Sunday, May 12, 2013

Genoa Bay






The tide 
bursts in like
a river. With it, clouds.
Gulls rise, crying. Wings flash on the
mountain.



White blooms
of arbutus,
like seaspray, cloying. Red
bark peels, leaves drop, reveal green heart
wood. Scarred.



Floathouse
artist pounds old
nails, bends steel, polka dots his
boat. Turns jetsam to mandalas,
cursing.



Notes
Cinquains, again.  Pictures were taken in Genoa Bay, where we have been anchored this week, a wonderful harbour full of colourful characters, live-aboards and float homes.  Genoa Bay is at the end of a dead end road, and surrounded by steep mountainous land.  The photos are of the marina from the shore, of an arbutus tree in bloom, an arbutus trunk, and two large sculptures made by Genoa Bay artist, Tom Faue. As far as I know, Tom doesn't curse as he makes his mandalas, although he might.
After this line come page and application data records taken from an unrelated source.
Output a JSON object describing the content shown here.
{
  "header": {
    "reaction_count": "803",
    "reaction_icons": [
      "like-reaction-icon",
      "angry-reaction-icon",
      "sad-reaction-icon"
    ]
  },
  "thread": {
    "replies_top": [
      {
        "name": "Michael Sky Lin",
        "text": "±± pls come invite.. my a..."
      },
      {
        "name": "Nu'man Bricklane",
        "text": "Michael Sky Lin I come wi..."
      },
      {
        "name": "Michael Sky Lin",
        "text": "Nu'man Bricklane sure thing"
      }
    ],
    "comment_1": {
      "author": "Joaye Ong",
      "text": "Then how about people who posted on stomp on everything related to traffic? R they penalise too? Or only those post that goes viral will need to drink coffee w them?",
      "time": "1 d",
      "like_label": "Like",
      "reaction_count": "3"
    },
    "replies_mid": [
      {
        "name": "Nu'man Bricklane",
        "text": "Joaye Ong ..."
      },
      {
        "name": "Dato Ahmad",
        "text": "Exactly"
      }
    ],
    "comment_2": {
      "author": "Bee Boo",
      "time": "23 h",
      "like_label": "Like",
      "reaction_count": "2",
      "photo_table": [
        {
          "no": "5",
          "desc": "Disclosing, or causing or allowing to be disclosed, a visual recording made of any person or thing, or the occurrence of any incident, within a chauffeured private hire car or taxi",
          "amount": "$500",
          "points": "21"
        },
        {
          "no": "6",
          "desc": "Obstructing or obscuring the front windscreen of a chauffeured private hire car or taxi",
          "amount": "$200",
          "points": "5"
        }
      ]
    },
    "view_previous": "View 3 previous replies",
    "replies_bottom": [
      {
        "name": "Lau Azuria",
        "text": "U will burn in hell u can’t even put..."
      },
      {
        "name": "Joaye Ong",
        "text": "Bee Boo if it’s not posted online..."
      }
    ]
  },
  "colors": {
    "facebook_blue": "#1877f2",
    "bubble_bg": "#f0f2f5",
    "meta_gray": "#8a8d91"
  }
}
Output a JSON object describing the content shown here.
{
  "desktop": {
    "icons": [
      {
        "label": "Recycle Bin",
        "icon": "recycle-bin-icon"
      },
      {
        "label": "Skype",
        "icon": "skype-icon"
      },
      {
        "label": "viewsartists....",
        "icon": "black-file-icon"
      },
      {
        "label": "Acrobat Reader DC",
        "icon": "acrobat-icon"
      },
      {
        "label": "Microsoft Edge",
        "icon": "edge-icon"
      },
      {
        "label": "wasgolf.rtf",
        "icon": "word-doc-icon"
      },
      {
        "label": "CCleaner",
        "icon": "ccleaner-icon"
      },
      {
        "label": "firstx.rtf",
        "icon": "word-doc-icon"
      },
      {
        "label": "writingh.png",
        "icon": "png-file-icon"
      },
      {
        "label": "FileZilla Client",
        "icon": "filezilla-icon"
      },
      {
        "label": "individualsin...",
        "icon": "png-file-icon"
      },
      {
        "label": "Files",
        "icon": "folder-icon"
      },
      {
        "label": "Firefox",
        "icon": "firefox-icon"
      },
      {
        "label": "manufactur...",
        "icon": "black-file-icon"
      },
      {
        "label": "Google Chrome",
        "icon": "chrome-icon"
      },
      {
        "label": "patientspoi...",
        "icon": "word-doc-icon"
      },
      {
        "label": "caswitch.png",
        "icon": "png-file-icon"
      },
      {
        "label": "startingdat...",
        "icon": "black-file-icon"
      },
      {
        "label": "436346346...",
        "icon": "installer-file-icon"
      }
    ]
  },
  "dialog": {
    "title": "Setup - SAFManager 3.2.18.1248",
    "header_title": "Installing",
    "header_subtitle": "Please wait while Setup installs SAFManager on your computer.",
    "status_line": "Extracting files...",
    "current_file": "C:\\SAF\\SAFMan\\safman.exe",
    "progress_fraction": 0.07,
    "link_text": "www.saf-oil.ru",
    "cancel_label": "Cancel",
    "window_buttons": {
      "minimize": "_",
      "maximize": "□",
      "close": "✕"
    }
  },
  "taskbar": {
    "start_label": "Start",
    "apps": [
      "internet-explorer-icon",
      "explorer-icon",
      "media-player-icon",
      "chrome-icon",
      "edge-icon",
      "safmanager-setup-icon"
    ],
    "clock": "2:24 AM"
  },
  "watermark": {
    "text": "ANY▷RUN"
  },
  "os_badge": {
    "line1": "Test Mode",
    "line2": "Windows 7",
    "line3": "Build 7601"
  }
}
The line was poetic license, not depiction.


Saturday, April 27, 2013

Every spring, hope





I am
thinking of my
mother sliding through the
dappled light, on her way to
market.

She stops
at the pond to
listen to the frogs sing.
Every spring the same story, every
spring, hope.



Notes
This poem is composed in cinquains, five line syllabic stanzas that follow a rule in which the first line has two syllables; the second, four; the third, six; the fourth, eight; and the final line has, again, two syllables.

The poem was written while enroute from Halifax to Calgary, over Saskatchewan, then posted in Calgary, while waiting for a flight to Victoria. (Kudos to free wifi services in airports. Thank you!)

Photos were taken in or near St. Paris, Ohio, where my parents live.